Dari data di atas dapat
disimpulkan bahwa secara numerik kuantitatif terjadi penurunan jumlah
pengangguran terbuka, yaitu mereka yang secara nyata tidak bekerja dan atau
sedang mencari pekerjaan. Penurunan kuantitatif TPT ini dapat terjadi karena
(1). Ketersediaan kesempatan kerja mengalami perkembangan yang signifikan
sehingga mampu menyerap pencari kerja dengan baik; (2). Menurunnya pencari
kerja usia produktif sebagai akibat berkembangnya usaha-usaha produktif dan
mandiri yang dikerjakan oleh penduduk usia produktif; (3). Terjadinya migrasi
penduduk usia produktif Maluku ke wilayah lain di luar Maluku sehingga
mengurangi angka numerik TPT di Maluku pada periode yang sama.
Sekalipun terjadi penurunan
secara kuantitatif namun tidak berarti dapat disimpulkan bahwa kesejahteraan
masyarakat sudah terpenuhi secara signifikan. Jika demikian kesimpulan ini
terlalu prematur karena penurunan angka pengangguran belum tentu diikuti dengan
kenaikan pendapatan masyarakat yang siap dibelanjakan (disposable income) atau
daya beli masyarakat (demand power of consumer). Daya beli masyarakat
ditentukan oleh pendapatan (income) dan harga pasar per unit produk (price
rate).
Upaya meningkatkan pendapatan
masyarakat terutama masyarakat pedesaan adalah dengan melihat perkembangan
nilai tukar petani (NTP) di Maluku secara berkelanjuta. Berdasarkan data
diketahui bahwa dari sisi pendapatan masyarakat, Nilai Tukar Petani Gabungan
triwulan I 2019 mengalami penurunan. Nilai Tukar Petani (NTP) gabungan Provinsi
Maluku pada Triwulan I 2019 tercatat sebesar 100,70, lebih rendah dibandingkan
triwulan IV 2018 yang tercatat sebesar 101,74. Namun, angka NTP pada triwulan I
2019 lebih tinggi dibandingkan dengan triwulan I 2018. Turunnya angka NTP
gabungan disebabkan karena adanya penurunan pada indeks terima, sedangkan
indeks bayar mengalami peningkatan. Turunnya indeks terima ini sejalan dengan
deflasi kelompok bahan makanan di Maluku yang terjadi pada triwulan I 2019.
Seluruh angka NTP mengalami penurunan, mulai dari NTP tabama, NTP,
hortikultura, NTP perkebunan, NTP peternakan dan NTP perikanan. Dengan turunnua
NTP, khususnya indeksi terima, maka pada petani dan nelayan di Maluku cenderung
mengalami oenurunan pendapatan selama triwulan I 2019.

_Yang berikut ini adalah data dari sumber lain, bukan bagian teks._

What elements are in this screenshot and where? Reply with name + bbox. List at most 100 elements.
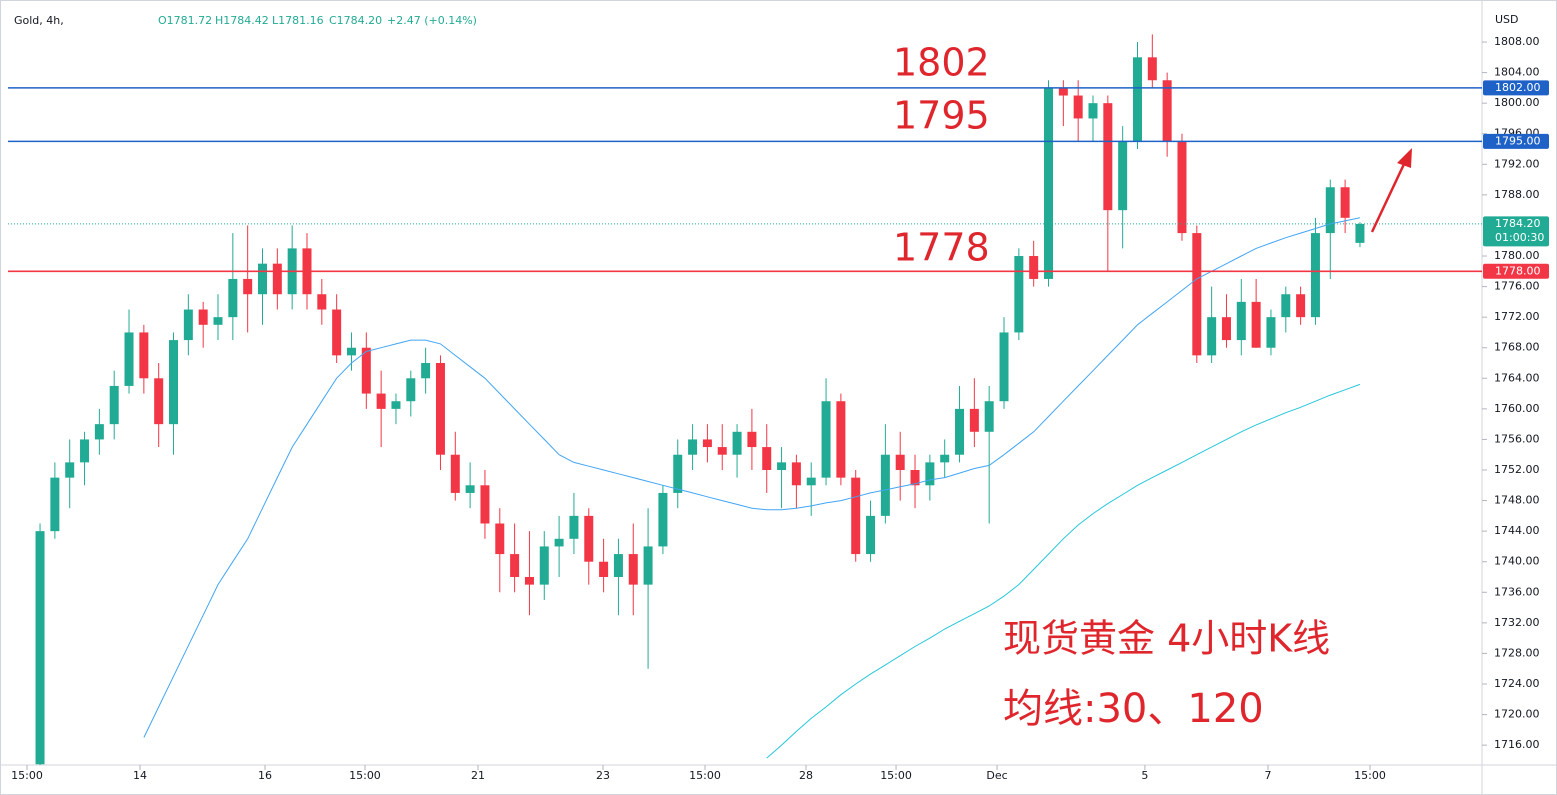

Dengan demikian maka usaha untuk
meningkatkan NTP Maluku secara periodik harus menjadi perhatian dan prioritas
pemerintah daerah. Tujuan utamanya adalah menjaga stabilitas dan keberlanjutan
perolehan pendapatan masyarakat petani sebagai bagian terbesar dari populasi
kemiskinan di Maluku, sehingga upaya pemerintah untuk mengurangi angka
kemiskinan moneter di Maluku dapat memberikan hasil yang baik. Sejalan dengan
upaya pemerintah dalam mengatasi kemiskinan moneter maka diperlukan kebijakan
inovatif dari pemerintah terhadap bagaimana mengatasi kemiskinan non moneter
melalui membangun mentalitas masyarakat Maluku untuk mandiri dalam berbagai
usaha sekaligus mengurangi mental ketergantungan.
KEMISKINAN MALUKU
Penduduk miskin di Maluku pada
bulan September 2018 sebanyak 317.840 jiwa lebih rendah dibandingkan bulan
September 2017 yang sebanyak 320.420 jiwa. Penurunan angka kemiskinan ini juga
dapat menggambarkan adanya perbaikan tingkat kesejahteraan masyarakat di Maluku.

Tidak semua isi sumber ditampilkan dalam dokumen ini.